The night was full of Lily—fair, chaste dreams, whence he rose as from a bath clothed in the samite of pure delight. While dressing he felt sure that marriage—marriage with Lily must be the realization of such dreams, and that it would be folly not to post his letter. Still, it might be as well to hear the opinion of one who had taken the important step, and after breakfast he drew Frank into conversation about Lizzie.
"I am quite happy," he said. "Lizzie is a good wife, and I love her better to-day than the day I married her; but the price I paid for her was too high. Mount Rorke has behaved shamefully, and so has everybody but you. I never see any of the old lot now. Snowdown came once to dine about a year ago, but I never go anywhere where Lizzie is not asked. Mount Rorke has only written once since my marriage, and then it was to say he never wished to see me again. The next I heard was the announcement of his marriage."

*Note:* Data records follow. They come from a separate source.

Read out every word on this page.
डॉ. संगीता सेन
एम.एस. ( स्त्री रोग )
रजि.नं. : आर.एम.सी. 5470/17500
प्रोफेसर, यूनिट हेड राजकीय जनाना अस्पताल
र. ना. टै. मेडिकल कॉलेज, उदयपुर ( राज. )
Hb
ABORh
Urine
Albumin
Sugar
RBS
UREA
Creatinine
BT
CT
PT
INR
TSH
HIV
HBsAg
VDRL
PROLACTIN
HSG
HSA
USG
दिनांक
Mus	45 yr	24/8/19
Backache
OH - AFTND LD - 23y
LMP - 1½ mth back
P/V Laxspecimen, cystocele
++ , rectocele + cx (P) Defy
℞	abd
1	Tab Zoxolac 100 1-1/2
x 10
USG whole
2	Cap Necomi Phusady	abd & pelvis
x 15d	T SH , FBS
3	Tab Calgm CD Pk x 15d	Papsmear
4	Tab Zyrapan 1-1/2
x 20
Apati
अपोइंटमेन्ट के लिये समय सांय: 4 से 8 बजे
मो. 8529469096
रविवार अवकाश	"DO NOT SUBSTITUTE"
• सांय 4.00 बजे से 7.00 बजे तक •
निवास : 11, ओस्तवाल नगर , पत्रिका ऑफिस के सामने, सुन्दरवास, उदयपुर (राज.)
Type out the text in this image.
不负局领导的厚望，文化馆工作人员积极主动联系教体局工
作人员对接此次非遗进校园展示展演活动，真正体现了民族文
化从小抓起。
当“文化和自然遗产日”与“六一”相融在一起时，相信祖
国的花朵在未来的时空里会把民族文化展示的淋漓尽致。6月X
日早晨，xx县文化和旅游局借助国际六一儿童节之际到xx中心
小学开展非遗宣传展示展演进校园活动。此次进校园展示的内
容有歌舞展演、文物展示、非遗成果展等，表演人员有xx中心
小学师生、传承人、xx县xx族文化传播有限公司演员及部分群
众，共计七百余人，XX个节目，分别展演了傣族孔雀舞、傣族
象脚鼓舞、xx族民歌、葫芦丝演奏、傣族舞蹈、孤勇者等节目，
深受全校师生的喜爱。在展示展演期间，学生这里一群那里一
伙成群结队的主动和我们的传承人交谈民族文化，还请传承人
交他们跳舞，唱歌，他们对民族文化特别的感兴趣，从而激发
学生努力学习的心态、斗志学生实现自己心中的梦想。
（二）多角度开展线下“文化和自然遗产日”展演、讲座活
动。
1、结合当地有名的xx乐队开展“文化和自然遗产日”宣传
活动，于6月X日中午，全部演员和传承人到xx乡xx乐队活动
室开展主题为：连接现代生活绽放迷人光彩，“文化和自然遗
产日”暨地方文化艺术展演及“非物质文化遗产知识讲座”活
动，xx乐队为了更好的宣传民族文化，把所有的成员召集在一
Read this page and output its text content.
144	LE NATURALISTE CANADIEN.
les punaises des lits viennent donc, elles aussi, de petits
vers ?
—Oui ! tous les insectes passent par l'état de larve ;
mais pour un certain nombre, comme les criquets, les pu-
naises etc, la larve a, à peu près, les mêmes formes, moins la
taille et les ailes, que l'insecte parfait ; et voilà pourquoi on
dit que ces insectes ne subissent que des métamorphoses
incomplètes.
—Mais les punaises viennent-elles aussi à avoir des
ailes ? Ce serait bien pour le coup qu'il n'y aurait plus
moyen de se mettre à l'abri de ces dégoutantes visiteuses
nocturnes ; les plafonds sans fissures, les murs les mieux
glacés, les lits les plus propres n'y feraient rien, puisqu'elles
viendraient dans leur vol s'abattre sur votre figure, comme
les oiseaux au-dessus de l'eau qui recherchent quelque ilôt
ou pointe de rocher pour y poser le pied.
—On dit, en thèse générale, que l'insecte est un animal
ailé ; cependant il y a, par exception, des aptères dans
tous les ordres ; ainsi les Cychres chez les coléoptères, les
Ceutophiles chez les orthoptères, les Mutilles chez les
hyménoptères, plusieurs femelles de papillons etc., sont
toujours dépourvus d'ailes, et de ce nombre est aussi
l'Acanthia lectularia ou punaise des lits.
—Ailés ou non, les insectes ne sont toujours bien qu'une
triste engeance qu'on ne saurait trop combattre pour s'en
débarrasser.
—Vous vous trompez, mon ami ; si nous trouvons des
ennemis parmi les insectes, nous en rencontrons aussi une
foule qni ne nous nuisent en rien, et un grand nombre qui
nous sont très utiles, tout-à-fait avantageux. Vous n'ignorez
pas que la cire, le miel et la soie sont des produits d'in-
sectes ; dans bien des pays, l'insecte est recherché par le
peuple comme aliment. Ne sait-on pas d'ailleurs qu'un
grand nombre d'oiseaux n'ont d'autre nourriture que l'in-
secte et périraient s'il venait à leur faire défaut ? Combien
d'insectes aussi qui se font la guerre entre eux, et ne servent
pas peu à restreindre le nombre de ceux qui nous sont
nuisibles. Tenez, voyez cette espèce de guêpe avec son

"So he has married again," said Mike, looking at Frank, and then he thought—"So you who came from the top shall go to the bottom! Shall he who came from the bottom go to the top?"
"I have not heard yet of a child. I have tried to find out if one is expected; but what does it matter?—Mount Rorke wouldn't give me a penny-piece to save me from starvation, and I should have time to starve a good many times before he goes off the hooks. I don't mind telling you I'm about as hard up as a man possibly can be. I owe three quarters' rent for my rooms in Temple Gardens, nearly two hundred pounds. The Inn is pressing me, and I can't get three hundred for my furniture, and I'm sure I paid more than fifteen hundred for what there is there."
"Why don't you sell a share in the paper?"
"I have sold a small part of it, a very small part of it, a fifth, and there is a fellow called Thigh—you know the fellow, he has edited every stupid weekly that has appeared and disappeared for the last ten years—well, he has got hold of a mug, and by all accounts a real mug, one of the right sort, a Mr. Beacham Brown. Mr. Brown wants a paper, and has commissioned Thigh to buy him one. Thigh wants me to sell a half share in the Pilgrim for a thousand, but I shall have to give Thigh back four hundred; and I shall—that is to say, I shall if I agree to Thigh's terms—become assistant editor at a salary of six pounds a week; two pounds a week of which I shall have to hand over to Thigh, who comes in as editor at a salary of ten pounds a week. All the staff will be engaged on similar conditions. Thigh is 'working' Beacham Brown beautifully—he won't have a sixpence to bless himself with when Thigh has done with him."
"And are you going to accept Thigh's terms?"
"Not if I can possibly help it. If your articles send up the circulation and my new advertising agent can do the West End tradesmen for a few more advertisements, I shall stand off and wait for better terms. My new advertising agent is a wonder, the finest in Christendom. The other day a Bond Street jeweller who advertises with us came into my office. He said, 'Sir, I have come to ask you if you circulate thirty thousand copies a week.' 'Well,' I said, 'perhaps not quite.' 'Then, sir,' he replied, 'you will please return me my money; I gave your agent my advertisement upon his implicit assurance that you circulated thirty thousand a week.' I said there must be some mistake; Mr. Tomlinson happens to be in the office, if you'll allow me I'll ask him to step down-stairs. I touched the bell, and told the boy to ask Mr. Tomlinson to step into the office. 'Mr. Tomlinson,' I said, 'Mr. Page says that he gave you his advertisement on our implicit assurance that we circulated thirty thousand copies weekly. Did you tell him that?' Quite unabashed, Tomlinson answered, 'I told Mr. Page that we had more than thirty thousand readers a week. We send to ten line regiments and five cavalry regiments—each regiment consists of, let us say, eight hundred. We send to every club in London, and each club has on an average a thousand members. Why, sir,' exclaimed Tomlinson, turning angrily on the jeweller, 'I might have said that we had a hundred thousand readers and I should have still been under the mark!' The jeweller paid for his advertisement and went away crestfallen. Such a man as Tomlinson is the very bone and muscle of a society journal."
"And the nerves too," said Mike.
"Better than the contributors who want to write about the relation between art and morals."